Clara Ruth Mozzor (1892 – died after 1937) was an American lawyer. She became Assistant Attorney General of Colorado in 1917, the first woman to serve in that role in any American state.

== Early life ==
Mozzor was born to Russian Jewish immigrant parents Peter and Celia Mozzor, in Providence, Rhode Island; she was raised in Denver, Colorado. She graduated from East Denver High School in 1909, and attended the University of Denver, and completed her education at the University of Colorado Law School in 1915.

== Career ==
Mozzor taught school as a young woman, helped to organize a settlement house in Denver, and wrote for newspapers. In 1913, she was a delegate to the Children's Welfare Congress held in Boston.

In 1914, during the Colorado Coalfield War, Mozzor wrote about visiting the scene of the Ludlow Massacre, two days after the event. "Waste and ruin, death and misery were the harvest of this war that was waged on helpless people," she wrote, for the International Socialist Review. "Mothers with babies at their breasts and babies at their skirts and mothers with babies yet unborn were the targets of this modern warfare."

Mozzor was admitted to the Colorado bar in 1915. She was the youngest woman lawyer in Colorado, and she became Assistant Attorney General of Colorado in 1917, the first woman to hold that position in any American state.

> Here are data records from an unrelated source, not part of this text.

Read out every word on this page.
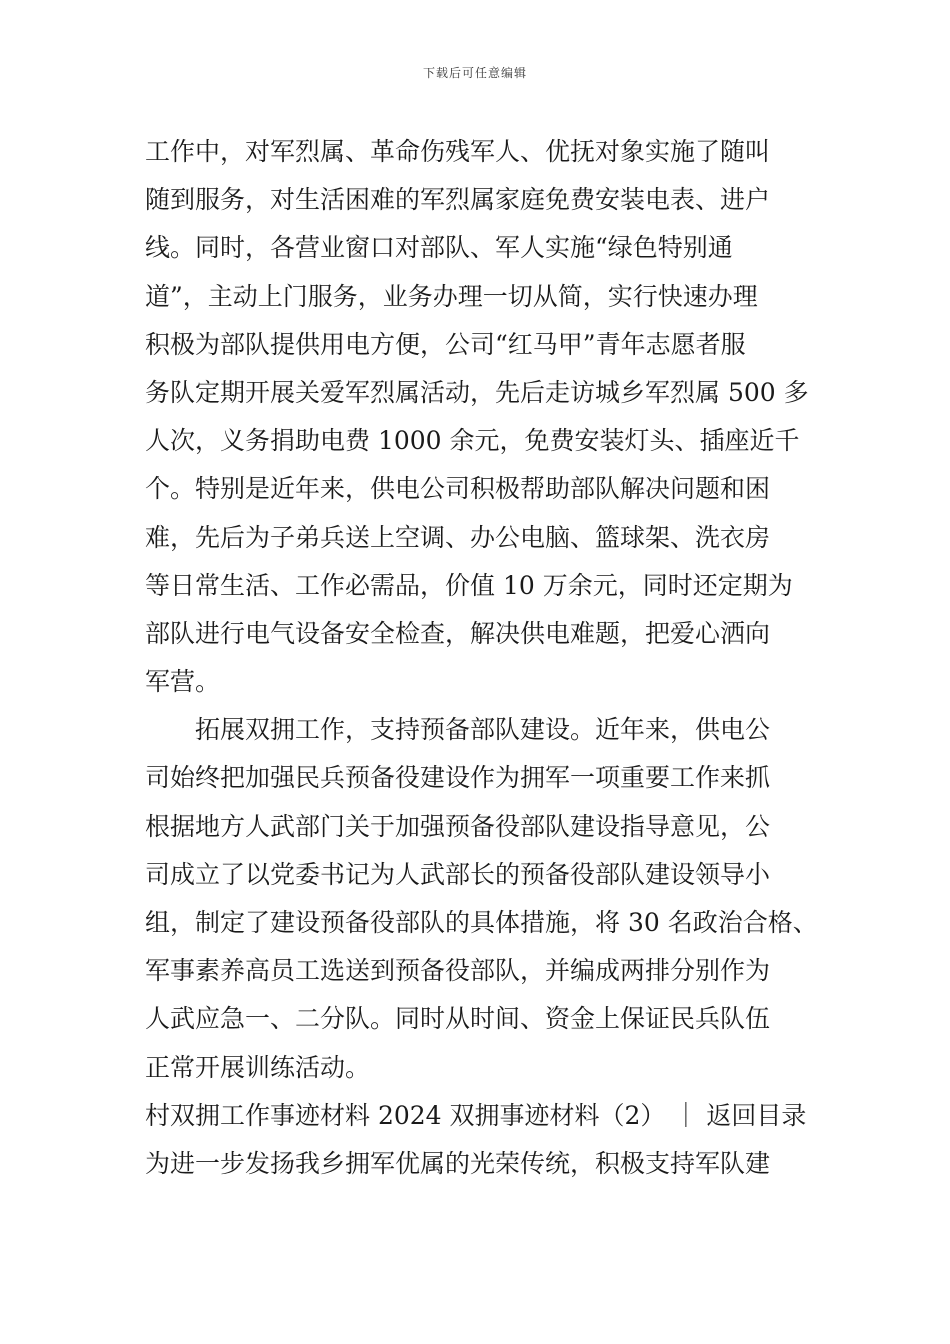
下载后可任意编辑
工作中，对军烈属、革命伤残军人、优抚对象实施了随叫
随到服务，对生活困难的军烈属家庭免费安装电表、进户
线。同时，各营业窗口对部队、军人实施“绿色特别通
道”，主动上门服务，业务办理一切从简，实行快速办理
积极为部队提供用电方便，公司“红马甲”青年志愿者服
务队定期开展关爱军烈属活动，先后走访城乡军烈属 500 多
人次，义务捐助电费 1000 余元，免费安装灯头、插座近千
个。特别是近年来，供电公司积极帮助部队解决问题和困
难，先后为子弟兵送上空调、办公电脑、篮球架、洗衣房
等日常生活、工作必需品，价值 10 万余元，同时还定期为
部队进行电气设备安全检查，解决供电难题，把爱心洒向
军营。
拓展双拥工作，支持预备部队建设。近年来，供电公
司始终把加强民兵预备役建设作为拥军一项重要工作来抓
根据地方人武部门关于加强预备役部队建设指导意见，公
司成立了以党委书记为人武部长的预备役部队建设领导小
组，制定了建设预备役部队的具体措施，将 30 名政治合格、
军事素养高员工选送到预备役部队，并编成两排分别作为
人武应急一、二分队。同时从时间、资金上保证民兵队伍
正常开展训练活动。
村双拥工作事迹材料 2024 双拥事迹材料（2） ｜ 返回目录
为进一步发扬我乡拥军优属的光荣传统，积极支持军队建
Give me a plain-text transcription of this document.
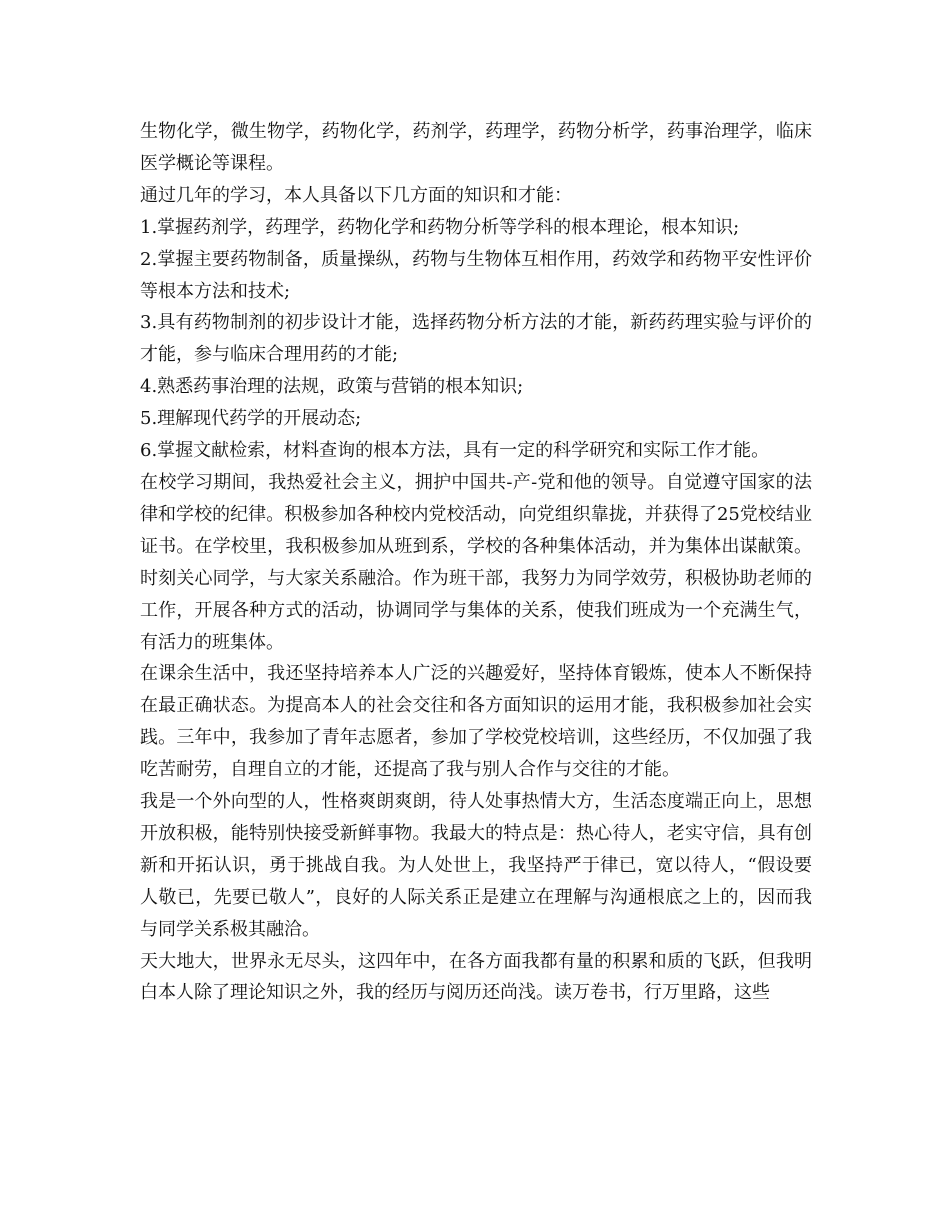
生物化学，微生物学，药物化学，药剂学，药理学，药物分析学，药事治理学，临床医学概论等课程。

通过几年的学习，本人具备以下几方面的知识和才能：

1.掌握药剂学，药理学，药物化学和药物分析等学科的根本理论，根本知识;

2.掌握主要药物制备，质量操纵，药物与生物体互相作用，药效学和药物平安性评价等根本方法和技术;

3.具有药物制剂的初步设计才能，选择药物分析方法的才能，新药药理实验与评价的才能，参与临床合理用药的才能;

4.熟悉药事治理的法规，政策与营销的根本知识;

5.理解现代药学的开展动态;

6.掌握文献检索，材料查询的根本方法，具有一定的科学研究和实际工作才能。

在校学习期间，我热爱社会主义，拥护中国共-产-党和他的领导。自觉遵守国家的法律和学校的纪律。积极参加各种校内党校活动，向党组织靠拢，并获得了25党校结业证书。在学校里，我积极参加从班到系，学校的各种集体活动，并为集体出谋献策。时刻关心同学，与大家关系融洽。作为班干部，我努力为同学效劳，积极协助老师的工作，开展各种方式的活动，协调同学与集体的关系，使我们班成为一个充满生气，有活力的班集体。

在课余生活中，我还坚持培养本人广泛的兴趣爱好，坚持体育锻炼，使本人不断保持在最正确状态。为提高本人的社会交往和各方面知识的运用才能，我积极参加社会实践。三年中，我参加了青年志愿者，参加了学校党校培训，这些经历，不仅加强了我吃苦耐劳，自理自立的才能，还提高了我与别人合作与交往的才能。

我是一个外向型的人，性格爽朗爽朗，待人处事热情大方，生活态度端正向上，思想开放积极，能特别快接受新鲜事物。我最大的特点是：热心待人，老实守信，具有创新和开拓认识，勇于挑战自我。为人处世上，我坚持严于律已，宽以待人，“假设要人敬已，先要已敬人”，良好的人际关系正是建立在理解与沟通根底之上的，因而我与同学关系极其融洽。

天大地大，世界永无尽头，这四年中，在各方面我都有量的积累和质的飞跃，但我明白本人除了理论知识之外，我的经历与阅历还尚浅。读万卷书，行万里路，这些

She worked with Mary C. C. Bradford to raise money for Colorado soldiers during World War I, and she arranged for a vaudeville troupe to entertain the soldiers based in camps near Denver.

After marriage, Clara Mozzor Neuhaus lived in Omaha, and was active on the Nebraska state board of the League of Women Voters, and, as a doctor's wife, in the state chapter of the women's auxiliary of the American Medical Association.

== Personal life ==
Clara Mozzor married German-born psychiatrist George Emile Neuhaus in 1922. They lived in Nebraska and had daughters Ruth and Geisa, before Dr. Neuhaus died in 1938.